The site-level assessment activities could include: interviews with management and site workforce, document review, direct observations of the site operations, buildings and grounds, risk-based sampling of records and data that takes into account materiality; inherent risks; control risks; and detection risks, stakeholder interviews with Indigenous Peoples groups and host communities, NGOs, community organizations, upstream supply chain actors, and government entities, as appropriate. These activities inform the assessor to develop conclusions and indicate areas for improvement.
Following the site-level assessment, the independent assessor categorizes the operation’s performance across each of the 32 ESG criteria. Performance can be categorized in one of 3 manners: (1) “fully meets”, (2) “partially meets” or (3) “does not meet.”
To be awarded the Copper Mark, a site must achieve either “fully meets” or “partially meets” across each of the 32 criteria areas. If a site receives a “partially meets” on certain criteria within the Copper Mark Criteria for Responsible Production, the site must develop an improvement plan to address the specific gaps in their performance in order to achieve the “fully meets” rating. These corrective action plans must be established and completed within 12 months following the initial assessment. Sites for which one or more criteria are determined to be “does not meet” will not be awarded the Copper Mark. After successful completion of the assessment, the performance determination and a summary of the assessment, methodology and results are published by the Copper Mark on their website at coppermark.org.

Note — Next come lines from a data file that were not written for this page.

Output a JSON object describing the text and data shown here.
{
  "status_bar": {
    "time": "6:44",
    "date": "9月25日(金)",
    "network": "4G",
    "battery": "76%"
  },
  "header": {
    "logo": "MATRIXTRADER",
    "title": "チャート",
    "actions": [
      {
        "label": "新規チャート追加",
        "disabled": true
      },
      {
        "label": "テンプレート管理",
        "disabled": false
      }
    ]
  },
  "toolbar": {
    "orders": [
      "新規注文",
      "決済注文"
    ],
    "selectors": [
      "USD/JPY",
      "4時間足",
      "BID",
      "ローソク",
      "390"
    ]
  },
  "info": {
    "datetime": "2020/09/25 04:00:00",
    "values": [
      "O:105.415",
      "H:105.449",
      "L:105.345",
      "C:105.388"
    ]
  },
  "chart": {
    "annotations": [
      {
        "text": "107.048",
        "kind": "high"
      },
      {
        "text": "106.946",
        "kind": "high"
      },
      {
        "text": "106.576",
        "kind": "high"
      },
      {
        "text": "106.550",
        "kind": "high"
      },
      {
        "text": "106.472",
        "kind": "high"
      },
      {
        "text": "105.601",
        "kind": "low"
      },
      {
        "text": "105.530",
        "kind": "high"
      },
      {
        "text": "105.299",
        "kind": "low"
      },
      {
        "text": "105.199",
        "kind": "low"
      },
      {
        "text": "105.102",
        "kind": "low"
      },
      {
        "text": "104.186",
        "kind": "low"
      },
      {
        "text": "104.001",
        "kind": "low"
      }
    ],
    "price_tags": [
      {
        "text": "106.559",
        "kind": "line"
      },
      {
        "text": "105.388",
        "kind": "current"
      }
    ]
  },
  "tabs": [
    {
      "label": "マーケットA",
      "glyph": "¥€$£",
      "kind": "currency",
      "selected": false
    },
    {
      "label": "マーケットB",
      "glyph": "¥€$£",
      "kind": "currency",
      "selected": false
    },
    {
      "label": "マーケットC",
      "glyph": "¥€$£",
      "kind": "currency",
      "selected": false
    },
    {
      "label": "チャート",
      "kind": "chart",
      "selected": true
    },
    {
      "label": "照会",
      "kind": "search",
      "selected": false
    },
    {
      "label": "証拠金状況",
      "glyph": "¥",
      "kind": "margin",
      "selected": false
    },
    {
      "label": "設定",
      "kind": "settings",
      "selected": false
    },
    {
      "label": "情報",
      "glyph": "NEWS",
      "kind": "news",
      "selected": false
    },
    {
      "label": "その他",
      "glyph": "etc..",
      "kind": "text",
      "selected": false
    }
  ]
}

The Copper Mark is a continuous improvement framework. To account for evolving expectations and support continuous advancement across the industry, the Copper Mark requires that each awarded site be re-assessed every three years against updated criteria.
FCX Sites Participating in the Copper Mark and Molybdenum Mark
All of our eligible copper producing sites have been awarded the Copper Mark, and our primary molybdenum mines and copper mines that produce byproduct molybdenum have been awarded the Molybdenum Mark. We have signed Letters of Commitment for our three molybdenum processing facilities, Fort Madison, Rotterdam and Stowmarket, to complete the assurance process for the Molybdenum Mark.